Crashproofing HDF5

Interested in crash proofing HDF5?

As part of our ongoing efforts to improve HDF5, 2024 marks the restarting of old efforts to crash proof HDF5. When HDF5 crashes or has failures, it can lead to data loss or corruption of the file. The HDF Group is starting work on solutions that will solve these issues. Currently, we are investigating Metadata Journaling, Write-Ahead-Log (WAL), non-VFD SWMR, VFD SWMR, checkpointing, and other potential solutions.

We would love to hear from you! What might this work mean to you? Would your organization be interested in helping fund this work or collaborating with us on a proposal regarding this work?

If you have thoughts, ideas, concerns, or are simply interested in this work, please let us know below!

5 Likes

Exploring solutions such as Metadata Journaling, Write-Ahead-Log (WAL), various forms of SWMR, and checkpointing signifies a significant evolution towards more database-like robustness for HDF5 instead of a file format.

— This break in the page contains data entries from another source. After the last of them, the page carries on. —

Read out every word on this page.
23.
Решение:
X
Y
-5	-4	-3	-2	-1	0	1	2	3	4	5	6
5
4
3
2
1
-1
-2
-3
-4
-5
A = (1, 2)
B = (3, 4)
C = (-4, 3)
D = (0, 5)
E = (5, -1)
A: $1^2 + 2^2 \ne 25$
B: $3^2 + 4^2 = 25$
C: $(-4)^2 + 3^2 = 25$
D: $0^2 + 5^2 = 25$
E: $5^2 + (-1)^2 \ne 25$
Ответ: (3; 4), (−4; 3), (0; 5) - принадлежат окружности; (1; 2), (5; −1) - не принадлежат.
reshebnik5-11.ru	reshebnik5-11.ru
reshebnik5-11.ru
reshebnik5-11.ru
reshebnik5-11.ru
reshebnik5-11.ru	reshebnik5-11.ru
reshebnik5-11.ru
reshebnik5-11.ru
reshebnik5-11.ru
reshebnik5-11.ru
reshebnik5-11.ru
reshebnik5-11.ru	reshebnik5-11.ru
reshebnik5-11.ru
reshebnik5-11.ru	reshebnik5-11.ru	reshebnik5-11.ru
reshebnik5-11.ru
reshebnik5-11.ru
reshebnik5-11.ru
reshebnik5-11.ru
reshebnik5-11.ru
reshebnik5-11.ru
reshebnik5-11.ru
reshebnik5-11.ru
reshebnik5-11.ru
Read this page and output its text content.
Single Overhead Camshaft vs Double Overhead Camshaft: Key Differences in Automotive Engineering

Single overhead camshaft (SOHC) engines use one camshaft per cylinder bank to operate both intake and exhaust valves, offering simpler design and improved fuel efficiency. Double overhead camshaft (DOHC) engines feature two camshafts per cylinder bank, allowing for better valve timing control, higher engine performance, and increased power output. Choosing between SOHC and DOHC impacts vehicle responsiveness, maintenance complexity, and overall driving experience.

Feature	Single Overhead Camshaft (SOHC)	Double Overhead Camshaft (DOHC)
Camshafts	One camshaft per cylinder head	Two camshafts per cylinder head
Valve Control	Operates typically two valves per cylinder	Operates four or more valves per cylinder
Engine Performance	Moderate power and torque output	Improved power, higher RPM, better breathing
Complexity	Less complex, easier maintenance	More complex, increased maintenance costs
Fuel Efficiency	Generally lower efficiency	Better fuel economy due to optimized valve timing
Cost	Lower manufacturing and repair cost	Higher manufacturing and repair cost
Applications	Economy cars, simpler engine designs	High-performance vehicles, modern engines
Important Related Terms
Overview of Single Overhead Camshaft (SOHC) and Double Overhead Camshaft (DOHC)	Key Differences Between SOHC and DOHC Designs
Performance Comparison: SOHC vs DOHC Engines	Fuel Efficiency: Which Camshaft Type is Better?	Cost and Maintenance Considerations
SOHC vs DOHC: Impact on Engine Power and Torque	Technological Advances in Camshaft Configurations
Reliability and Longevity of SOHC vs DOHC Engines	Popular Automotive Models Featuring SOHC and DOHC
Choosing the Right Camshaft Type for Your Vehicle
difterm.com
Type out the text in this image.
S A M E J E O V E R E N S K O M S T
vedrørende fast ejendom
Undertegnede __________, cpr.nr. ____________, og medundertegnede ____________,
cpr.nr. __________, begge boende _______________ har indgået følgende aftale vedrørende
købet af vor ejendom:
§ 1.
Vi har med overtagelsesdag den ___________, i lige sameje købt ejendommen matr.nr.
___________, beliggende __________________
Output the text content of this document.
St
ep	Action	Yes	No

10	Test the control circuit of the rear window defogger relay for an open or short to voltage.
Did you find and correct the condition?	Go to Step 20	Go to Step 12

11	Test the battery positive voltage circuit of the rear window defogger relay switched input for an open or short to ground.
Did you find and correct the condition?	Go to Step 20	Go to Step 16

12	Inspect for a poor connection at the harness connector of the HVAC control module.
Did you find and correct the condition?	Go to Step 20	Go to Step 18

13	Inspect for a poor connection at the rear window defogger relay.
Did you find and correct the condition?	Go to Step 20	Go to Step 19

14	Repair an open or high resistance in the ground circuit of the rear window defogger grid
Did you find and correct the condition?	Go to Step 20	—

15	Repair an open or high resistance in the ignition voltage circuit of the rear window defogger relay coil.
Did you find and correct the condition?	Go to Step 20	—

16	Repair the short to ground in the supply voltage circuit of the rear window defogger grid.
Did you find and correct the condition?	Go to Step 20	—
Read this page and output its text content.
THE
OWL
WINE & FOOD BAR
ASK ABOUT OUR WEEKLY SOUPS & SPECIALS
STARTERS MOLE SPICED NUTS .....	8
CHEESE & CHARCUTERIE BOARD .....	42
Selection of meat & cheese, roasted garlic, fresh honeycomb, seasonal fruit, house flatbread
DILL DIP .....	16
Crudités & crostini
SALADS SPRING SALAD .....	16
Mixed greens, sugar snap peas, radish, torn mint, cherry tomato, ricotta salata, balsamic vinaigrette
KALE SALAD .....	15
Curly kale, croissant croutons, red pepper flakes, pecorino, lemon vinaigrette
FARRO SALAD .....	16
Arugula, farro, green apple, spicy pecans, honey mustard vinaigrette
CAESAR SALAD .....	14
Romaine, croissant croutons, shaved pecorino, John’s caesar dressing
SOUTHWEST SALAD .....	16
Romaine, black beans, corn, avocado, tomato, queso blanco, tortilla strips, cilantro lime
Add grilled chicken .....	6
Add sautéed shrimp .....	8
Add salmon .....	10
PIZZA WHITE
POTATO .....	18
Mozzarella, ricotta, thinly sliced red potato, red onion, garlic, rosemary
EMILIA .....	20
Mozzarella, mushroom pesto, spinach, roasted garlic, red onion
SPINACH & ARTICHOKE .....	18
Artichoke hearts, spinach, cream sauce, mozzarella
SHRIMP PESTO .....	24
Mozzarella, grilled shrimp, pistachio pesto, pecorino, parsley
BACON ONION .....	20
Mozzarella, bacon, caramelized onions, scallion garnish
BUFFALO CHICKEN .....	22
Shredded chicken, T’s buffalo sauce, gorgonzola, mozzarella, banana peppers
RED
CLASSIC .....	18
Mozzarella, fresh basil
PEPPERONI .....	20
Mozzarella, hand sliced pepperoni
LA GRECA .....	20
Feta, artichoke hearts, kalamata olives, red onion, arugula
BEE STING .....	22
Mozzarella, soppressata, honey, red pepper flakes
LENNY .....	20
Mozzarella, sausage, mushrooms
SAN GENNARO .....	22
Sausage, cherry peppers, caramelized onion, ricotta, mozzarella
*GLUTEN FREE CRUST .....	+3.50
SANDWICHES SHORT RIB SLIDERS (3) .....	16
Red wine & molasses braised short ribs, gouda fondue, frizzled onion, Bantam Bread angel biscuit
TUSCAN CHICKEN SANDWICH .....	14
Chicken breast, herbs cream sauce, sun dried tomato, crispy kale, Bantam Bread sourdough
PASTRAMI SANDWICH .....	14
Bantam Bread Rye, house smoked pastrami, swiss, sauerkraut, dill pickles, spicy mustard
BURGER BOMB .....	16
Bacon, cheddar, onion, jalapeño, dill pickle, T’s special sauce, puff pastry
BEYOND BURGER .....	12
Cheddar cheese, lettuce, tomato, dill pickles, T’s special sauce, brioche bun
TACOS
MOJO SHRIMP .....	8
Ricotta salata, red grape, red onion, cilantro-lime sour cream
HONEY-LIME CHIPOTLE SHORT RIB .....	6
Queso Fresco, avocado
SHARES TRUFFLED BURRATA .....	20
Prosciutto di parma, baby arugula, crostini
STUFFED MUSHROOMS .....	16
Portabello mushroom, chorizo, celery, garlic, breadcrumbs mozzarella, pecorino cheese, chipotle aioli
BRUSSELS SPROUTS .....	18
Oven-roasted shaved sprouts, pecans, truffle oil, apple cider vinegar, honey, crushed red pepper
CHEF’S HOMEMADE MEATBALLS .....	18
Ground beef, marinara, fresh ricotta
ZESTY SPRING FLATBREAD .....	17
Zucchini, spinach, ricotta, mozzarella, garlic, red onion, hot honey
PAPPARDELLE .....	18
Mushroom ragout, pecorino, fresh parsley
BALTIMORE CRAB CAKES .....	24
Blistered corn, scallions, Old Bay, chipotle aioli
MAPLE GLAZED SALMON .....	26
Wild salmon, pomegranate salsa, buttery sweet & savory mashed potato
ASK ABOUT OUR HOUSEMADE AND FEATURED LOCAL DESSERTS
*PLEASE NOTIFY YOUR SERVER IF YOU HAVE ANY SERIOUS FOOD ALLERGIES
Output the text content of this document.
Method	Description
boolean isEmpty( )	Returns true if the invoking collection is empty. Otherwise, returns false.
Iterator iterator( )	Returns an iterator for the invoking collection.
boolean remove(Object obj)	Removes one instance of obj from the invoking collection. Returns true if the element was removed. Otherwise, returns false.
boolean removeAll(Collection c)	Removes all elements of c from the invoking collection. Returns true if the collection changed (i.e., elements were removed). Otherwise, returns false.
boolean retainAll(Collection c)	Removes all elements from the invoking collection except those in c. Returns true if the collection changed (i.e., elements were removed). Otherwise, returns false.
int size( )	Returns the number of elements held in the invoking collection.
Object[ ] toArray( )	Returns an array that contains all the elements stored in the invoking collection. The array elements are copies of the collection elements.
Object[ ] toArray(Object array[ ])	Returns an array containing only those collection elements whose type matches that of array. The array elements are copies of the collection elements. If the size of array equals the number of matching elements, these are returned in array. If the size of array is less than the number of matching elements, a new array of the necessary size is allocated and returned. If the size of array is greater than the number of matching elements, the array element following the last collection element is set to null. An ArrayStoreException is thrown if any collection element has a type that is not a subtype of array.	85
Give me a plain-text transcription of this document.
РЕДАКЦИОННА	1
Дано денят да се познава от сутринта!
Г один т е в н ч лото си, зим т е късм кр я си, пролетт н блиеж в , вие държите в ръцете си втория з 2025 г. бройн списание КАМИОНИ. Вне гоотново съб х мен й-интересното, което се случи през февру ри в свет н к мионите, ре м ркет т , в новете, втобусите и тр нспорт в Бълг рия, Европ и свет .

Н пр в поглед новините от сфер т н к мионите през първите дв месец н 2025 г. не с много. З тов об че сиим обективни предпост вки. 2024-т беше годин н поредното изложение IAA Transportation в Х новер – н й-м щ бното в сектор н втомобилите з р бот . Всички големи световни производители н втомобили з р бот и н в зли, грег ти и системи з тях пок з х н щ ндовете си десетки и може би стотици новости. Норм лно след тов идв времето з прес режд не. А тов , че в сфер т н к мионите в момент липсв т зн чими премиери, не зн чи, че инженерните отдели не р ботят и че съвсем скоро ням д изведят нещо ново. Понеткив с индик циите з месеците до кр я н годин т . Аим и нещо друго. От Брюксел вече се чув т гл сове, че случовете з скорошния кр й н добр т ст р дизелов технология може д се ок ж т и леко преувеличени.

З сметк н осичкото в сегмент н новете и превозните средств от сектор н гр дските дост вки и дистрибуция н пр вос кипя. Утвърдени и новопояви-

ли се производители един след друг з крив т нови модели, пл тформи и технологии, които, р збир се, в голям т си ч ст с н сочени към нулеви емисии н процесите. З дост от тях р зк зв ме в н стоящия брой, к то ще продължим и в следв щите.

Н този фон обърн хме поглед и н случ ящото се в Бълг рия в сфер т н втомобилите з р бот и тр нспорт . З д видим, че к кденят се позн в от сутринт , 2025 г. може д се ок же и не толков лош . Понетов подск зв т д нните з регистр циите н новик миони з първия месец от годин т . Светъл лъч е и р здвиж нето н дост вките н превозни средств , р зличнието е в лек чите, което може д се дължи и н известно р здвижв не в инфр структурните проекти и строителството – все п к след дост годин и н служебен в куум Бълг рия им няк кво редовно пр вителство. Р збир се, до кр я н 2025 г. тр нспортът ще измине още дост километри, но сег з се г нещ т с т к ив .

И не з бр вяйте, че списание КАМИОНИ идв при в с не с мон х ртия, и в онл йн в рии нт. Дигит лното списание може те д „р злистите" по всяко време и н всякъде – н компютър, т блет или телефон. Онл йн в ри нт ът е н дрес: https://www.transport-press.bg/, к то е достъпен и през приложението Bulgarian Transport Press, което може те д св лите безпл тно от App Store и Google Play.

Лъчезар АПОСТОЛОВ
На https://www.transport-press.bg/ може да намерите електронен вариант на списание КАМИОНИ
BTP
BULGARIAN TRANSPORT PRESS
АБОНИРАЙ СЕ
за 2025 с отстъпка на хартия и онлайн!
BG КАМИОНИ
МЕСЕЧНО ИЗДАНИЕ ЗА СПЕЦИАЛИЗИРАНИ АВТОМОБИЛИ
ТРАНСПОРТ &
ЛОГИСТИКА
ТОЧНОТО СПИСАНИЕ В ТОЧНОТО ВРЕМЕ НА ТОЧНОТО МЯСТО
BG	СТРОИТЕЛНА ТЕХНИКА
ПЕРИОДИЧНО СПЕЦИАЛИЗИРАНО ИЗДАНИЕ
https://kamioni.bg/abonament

I have been navigating a similar path by integrating the Parallax KV store with HDF5 (GitHub - gesalous/parallax_hdf5_vol_connector: HDF5 VOL plugin for Parallax key value store) as a VOL plugin. This approach solves recovery capabilities by leveraging the inherent resilience features of the KV store. However, it introduces challenges regarding backward compatibility.
I am very interested in how HDF5 is heading and its potential for transforming data storage practices. We could discuss potential collaboration plans if you are interested.

3 Likes

Sounds very good and is highly expected. We have an interactive application that allows to edit data that are mapped to HDF5, and in the unlikely but not impossible case that the application crashes, all those edits should not be lost. Status quo is that catching an exception signal and closing the library from there prevents the worst cases and the files usually remain fine. Sometimes it is required to use the h5clear utility, which unfortunately is not available as a library call, so it cannot be built into the application itself. A more “official” solution would be very useful.

1 Like

Thank you for your response. I have sent you an email to further discuss collaboration plans.

Dear THG colleagues,

We at Lifeboat (www.lifeboat.llc) are very excited to see that you are reviving the effort to address one of the biggest HDF5 deficiencies - file corruption. Our company has been actively seeking funding to address the problem and, if funded, to contribute the solution to HDF5.

Our solution is based on metadata journaling that was implemented as part of full SWMR feature. (For the community members who are interested in the metadata journaling approach please see RFC and full SWMR implementation GitHub - HDFGroup/hdf5 at feature/vfd_swmr_beta_2 ).

Our technical proposal covers the work required to integrate full SWMR feature into HDF5 and to implement a recovery tool and other enhancements to the library to make this approach performant and to work with the parallel applications.

We would be happy to discuss possible collaboration efforts with you if there is an interest and resource on your side to pursue the development.

Thank you!

Elena Pourmal
Lifeboat, LLC CEO

1 Like